Muchos argentinos ven a Daniel Scioli como un hombre de diálogo. Se trata del mismo que rehusó participar en el debate de candidatos presidenciales del 4 de octubre, pese a que debatir es un hecho que representa la “conversación política” por excelencia.
Como era de esperar, ningún exponente de los disciplinados cuadros kirchneristas se mostró mortificado por esa actitud del actual gobernador bonaerense, cuya candidatura deben digerir a duras penas por obra y gracia del poderoso dedo presidencial (que, también a disgusto, tuvo que moverse en la dirección de lo indicado por las preferencias ciudadanas).
Es que la política criolla contemporánea está plagada de paradojas y contradicciones. ¿Será por eso que están tan de moda el transfuguismo y la liviandad discursiva? Ambos fenómenos reflejan una clara muestra de que nadie cree hoy que la coherencia sea un valor relevante.
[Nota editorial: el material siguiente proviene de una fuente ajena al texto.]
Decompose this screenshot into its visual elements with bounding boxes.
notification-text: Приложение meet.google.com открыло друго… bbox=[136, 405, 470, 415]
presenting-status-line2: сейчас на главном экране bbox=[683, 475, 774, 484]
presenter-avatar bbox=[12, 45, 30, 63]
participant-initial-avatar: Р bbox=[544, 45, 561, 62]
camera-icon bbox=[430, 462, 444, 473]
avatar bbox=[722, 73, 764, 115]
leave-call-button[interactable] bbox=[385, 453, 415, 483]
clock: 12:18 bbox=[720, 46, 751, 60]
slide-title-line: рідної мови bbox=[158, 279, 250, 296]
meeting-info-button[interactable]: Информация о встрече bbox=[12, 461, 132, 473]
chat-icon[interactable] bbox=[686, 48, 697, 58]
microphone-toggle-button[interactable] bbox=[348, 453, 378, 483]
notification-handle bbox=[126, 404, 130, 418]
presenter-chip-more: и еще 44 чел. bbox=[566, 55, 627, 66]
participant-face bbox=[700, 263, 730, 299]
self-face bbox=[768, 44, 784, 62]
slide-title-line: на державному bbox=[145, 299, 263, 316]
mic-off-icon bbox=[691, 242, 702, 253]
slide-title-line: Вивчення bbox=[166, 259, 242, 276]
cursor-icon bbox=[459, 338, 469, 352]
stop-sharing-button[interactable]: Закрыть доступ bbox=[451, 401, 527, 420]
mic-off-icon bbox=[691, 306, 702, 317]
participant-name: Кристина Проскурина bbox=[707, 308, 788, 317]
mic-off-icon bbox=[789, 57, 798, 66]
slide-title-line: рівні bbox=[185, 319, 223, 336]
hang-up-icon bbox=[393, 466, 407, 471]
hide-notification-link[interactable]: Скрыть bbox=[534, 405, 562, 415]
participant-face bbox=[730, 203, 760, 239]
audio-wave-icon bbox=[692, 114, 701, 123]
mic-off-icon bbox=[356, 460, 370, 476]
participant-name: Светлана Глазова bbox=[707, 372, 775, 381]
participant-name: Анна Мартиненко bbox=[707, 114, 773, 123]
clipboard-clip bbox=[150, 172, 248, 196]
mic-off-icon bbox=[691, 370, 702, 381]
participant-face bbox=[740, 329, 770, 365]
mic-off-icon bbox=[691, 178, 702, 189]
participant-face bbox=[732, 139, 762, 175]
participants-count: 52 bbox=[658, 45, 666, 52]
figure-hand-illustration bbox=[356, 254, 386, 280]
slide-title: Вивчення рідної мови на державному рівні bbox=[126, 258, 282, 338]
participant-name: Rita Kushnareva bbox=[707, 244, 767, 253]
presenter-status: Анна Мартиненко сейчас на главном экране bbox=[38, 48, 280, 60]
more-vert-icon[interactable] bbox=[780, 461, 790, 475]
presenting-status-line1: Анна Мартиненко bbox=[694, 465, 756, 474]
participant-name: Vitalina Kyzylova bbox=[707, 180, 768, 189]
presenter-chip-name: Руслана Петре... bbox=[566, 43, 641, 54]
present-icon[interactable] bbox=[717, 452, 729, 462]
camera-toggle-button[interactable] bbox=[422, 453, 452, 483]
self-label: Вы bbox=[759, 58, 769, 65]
Tras el papel casi excluyente de la fría tecnocracia y sus verdades reveladas en la década de 1990, el tan promocionado retorno de la política al centro de la escena pública –que el kirchnerismo sitúa en 2003– no sirvió para fomentar el natural hábito del diálogo y la discusión de ideas, sino que estimuló la vieja maña criolla de la imposición.